Au cours de sa première sortie médiatique depuis la célébration du cinquantième anniversaire de l’indépendance du Burundi, Zéphyrin Maniratanga, président de la commission de préparation de cette fête, a dit que la journée restera gravée dans la mémoire des Burundais.
Zéphyrin Maniratanga a dit qu’à travers tout le pays les citoyens ont montré à la face du monde qu’ils sont contents de l’indépendance du Burundi. Ici et là dans les provinces, beaucoup de Burundais ont pris part à ces cérémonies dont les défilés qui ont duré plus de 4 heures parfois.
Il se réjouit que les amis du Burundi soient venus nombreux se joindre aux autres dans cette fête.
“Sur plus d’une vingtaine de pays invités normalement, nous avons reçu des délégations venues de plus d’une quarantaine de pays dans cette fête,” a-t-il indiqué.
Zéphyrin Maniratanga estime que les amis du Burundi dans cette célébration ont été aussi nombreux suite à l’image de ce pays au niveau de la communauté internationale.
La contribution du Burundi dans la recherche de la paix dans la plupart des pays en est un élément catalyseur selon Zéphyrin Maniratanga.
De l’administration aux institutions chargées de la paix et de la sécurité en passant par la population à la base tout le monde mérite des lettres de noblesse pour avoir donné sa contribution dans cette célébration, a-t-il souligné.
{{Des imperfections n’ont pas cependant manqué}}
Bien que cette célébration de l’indépendance ait symbolisé joie et allégresse pour les Burundais, tout n’a pas été rose au cours de cette fête selon Zéphyrin Maniratanga. Les enfants n’ont pas eu l’opportunité de prendre part à ces cérémonies comme les autres Burundais. Certaines des personnalités qui avaient droit aux places dans la tribune n’en ont pas eu accès, selon Zéphyrin Maniratanga. Comme arguments le président de la fête de célébration de l’indépendance dit que plus de 150.000 enfants en ont été écartés faute de temps.
Certaines personnalités, dont le président de la cours suprême, n’ont pas eu accès aux places dans la tribune d’honneur parce les invités de marques furent nombreux plus que prévus selon lui.
Zéphyrin Maniratanga qualifie de sentimentaliste une certaine opinion qui estime que le Burundi, l’un des trois derniers pays pauvres sur l’échiquier international, a investi beaucoup de sous dans cette célébration.
«Vous n’avez qu’à voir les consommations des autres pays dans pareilles circonstances pour saisir que nous avons beaucoup dépensé,” a-t-il indiqué. Il n’a pas été clair sur la somme d’argent qui a été utilisé pour cette circonstance.
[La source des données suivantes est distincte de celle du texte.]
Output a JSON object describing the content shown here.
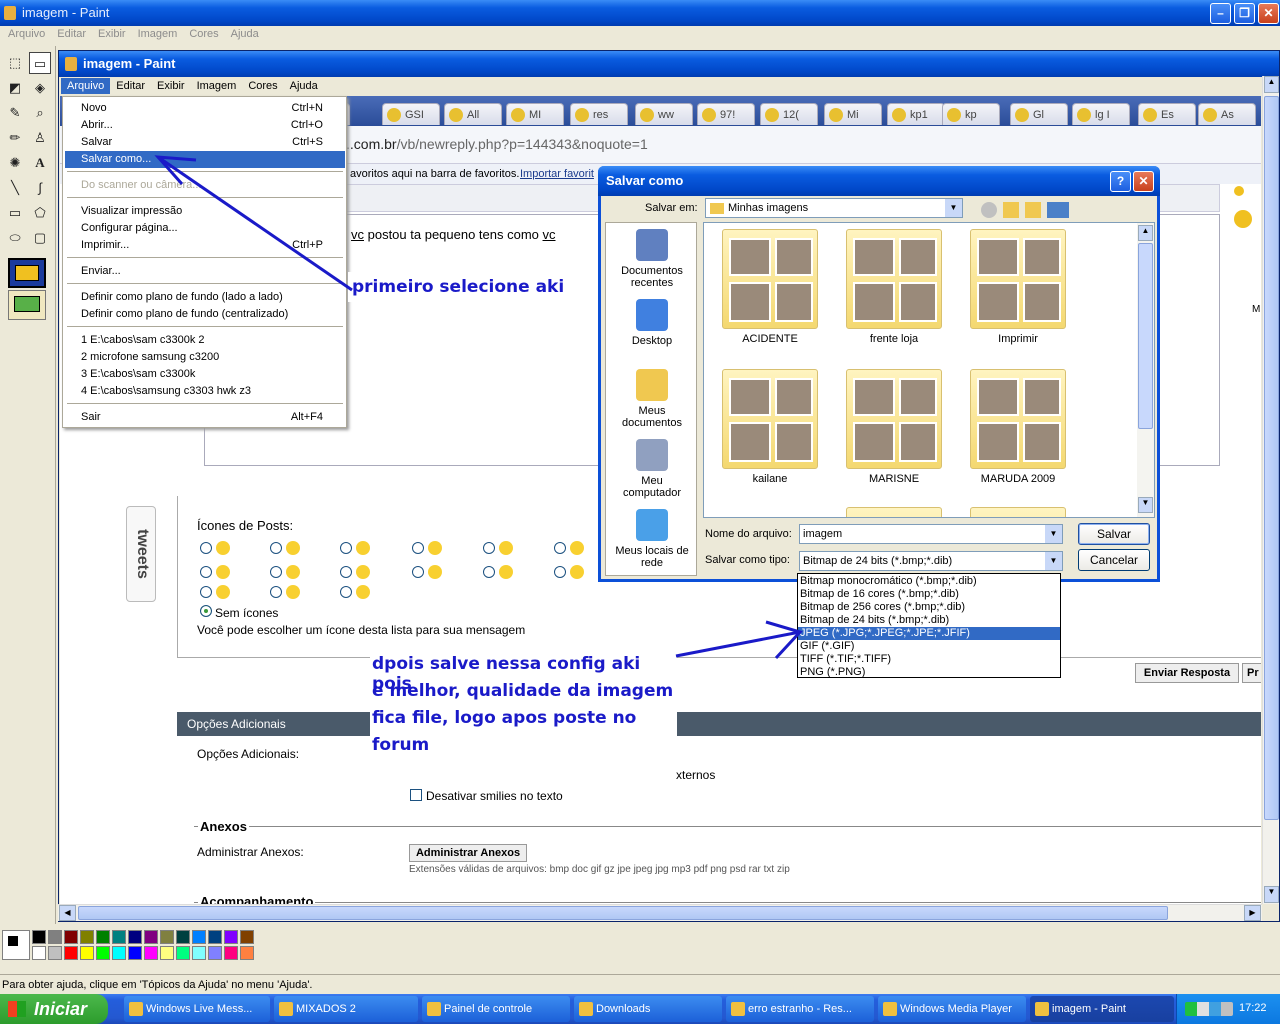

Quant aux polémiques sur le choix des œuvres de nature à marquer les 50 ans d’indépendance du Burundi qui, selon les observateurs, aurait été teinté de manque de reconnaissance par le pouvoir actuel des réalisations d’avant l’accession du parti CNDD-FDD au pouvoir, Zéphyrin Maniratanga a dit que les œuvres qui furent choisies ont été réalisées par les Burundais eux-mêmes sans aucune contribution de la part de l’étranger contrairement aux réalisations d’antan, raison pour laquelle elles furent choisies par la commission.
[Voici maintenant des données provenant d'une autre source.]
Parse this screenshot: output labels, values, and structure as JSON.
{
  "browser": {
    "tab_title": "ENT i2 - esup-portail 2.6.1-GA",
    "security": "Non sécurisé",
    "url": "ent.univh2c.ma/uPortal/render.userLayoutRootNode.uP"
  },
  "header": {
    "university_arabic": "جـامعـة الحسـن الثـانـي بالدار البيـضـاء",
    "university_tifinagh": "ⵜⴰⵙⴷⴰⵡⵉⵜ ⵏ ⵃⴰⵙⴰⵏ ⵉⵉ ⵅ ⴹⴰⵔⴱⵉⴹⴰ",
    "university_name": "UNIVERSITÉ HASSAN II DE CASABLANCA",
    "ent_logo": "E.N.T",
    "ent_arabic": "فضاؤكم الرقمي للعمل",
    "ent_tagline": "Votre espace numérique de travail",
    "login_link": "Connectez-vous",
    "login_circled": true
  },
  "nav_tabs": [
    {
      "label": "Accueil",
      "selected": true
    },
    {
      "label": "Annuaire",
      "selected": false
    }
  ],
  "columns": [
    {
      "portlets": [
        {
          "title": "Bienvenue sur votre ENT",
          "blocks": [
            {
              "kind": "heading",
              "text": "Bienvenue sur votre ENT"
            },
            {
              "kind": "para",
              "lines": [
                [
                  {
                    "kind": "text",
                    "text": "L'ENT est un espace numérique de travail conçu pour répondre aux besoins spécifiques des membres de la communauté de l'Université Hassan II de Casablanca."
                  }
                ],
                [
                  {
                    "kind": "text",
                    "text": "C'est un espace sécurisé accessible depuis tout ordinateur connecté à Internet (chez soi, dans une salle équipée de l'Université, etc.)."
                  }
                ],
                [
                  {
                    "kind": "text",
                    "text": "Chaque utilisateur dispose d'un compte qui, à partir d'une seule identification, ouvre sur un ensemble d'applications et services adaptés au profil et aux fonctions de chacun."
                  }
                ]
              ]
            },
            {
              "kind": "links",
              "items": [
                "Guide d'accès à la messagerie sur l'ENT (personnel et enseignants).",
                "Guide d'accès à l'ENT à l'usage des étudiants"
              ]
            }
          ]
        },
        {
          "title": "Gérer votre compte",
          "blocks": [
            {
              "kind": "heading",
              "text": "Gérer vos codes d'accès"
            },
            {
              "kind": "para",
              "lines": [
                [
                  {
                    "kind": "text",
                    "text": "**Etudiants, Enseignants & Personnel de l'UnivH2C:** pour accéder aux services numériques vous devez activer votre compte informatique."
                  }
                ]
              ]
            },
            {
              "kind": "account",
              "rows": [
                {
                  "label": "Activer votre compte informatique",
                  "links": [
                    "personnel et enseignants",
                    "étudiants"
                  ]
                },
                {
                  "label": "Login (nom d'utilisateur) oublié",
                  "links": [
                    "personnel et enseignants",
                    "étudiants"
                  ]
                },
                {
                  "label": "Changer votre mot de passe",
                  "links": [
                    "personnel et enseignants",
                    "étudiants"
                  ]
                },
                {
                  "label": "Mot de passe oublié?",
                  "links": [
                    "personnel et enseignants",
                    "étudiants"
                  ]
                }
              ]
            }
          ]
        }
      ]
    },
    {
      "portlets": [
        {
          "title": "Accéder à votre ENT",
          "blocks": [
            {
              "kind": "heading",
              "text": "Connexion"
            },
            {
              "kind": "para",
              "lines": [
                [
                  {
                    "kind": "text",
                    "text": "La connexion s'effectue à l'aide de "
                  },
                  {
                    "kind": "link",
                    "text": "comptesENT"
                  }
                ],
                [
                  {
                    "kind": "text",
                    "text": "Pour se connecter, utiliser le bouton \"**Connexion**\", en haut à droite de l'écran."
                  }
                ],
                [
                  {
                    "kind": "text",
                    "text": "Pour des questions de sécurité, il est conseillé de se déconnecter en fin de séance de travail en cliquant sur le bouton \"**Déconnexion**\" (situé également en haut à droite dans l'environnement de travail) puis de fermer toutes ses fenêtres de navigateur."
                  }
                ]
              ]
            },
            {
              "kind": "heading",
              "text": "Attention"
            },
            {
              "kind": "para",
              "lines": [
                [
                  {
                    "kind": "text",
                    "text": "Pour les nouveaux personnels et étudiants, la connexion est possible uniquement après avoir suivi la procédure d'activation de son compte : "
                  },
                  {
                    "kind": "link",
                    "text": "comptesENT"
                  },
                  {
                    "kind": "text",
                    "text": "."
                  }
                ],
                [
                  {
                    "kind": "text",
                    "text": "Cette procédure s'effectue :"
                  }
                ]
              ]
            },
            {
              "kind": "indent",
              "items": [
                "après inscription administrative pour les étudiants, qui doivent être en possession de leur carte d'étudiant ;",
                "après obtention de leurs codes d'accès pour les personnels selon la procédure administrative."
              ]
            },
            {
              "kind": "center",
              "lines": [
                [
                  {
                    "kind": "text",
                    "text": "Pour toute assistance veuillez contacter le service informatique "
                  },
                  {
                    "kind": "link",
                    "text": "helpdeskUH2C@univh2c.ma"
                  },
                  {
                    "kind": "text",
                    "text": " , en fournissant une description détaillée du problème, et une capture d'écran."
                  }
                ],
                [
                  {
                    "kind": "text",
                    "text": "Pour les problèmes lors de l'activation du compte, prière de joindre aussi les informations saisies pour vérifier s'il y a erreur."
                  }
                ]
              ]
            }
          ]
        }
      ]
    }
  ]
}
Jusqu’au 28 de ce mois de juillet, des descentes auront lieu à travers tout le pays pour l’inauguration de ces œuvres qui ont été réalisées toutes pendant le règne du parti au pouvoir.
Plus d’un estime que telle sera une aubaine pour le parti au pouvoir de faire campagne électorale en faveur du parti CNDD-FDD. Le président de la commission de préparation de la fête de 50 ans de l’indépendance a dit qu’ils vont inviter la population qui les a construites pour festoyer uniquement.
«Au lieu d’être une récupération politique, un tel comportement relève plutôt de la culture burundaise”, a-t-il souligné.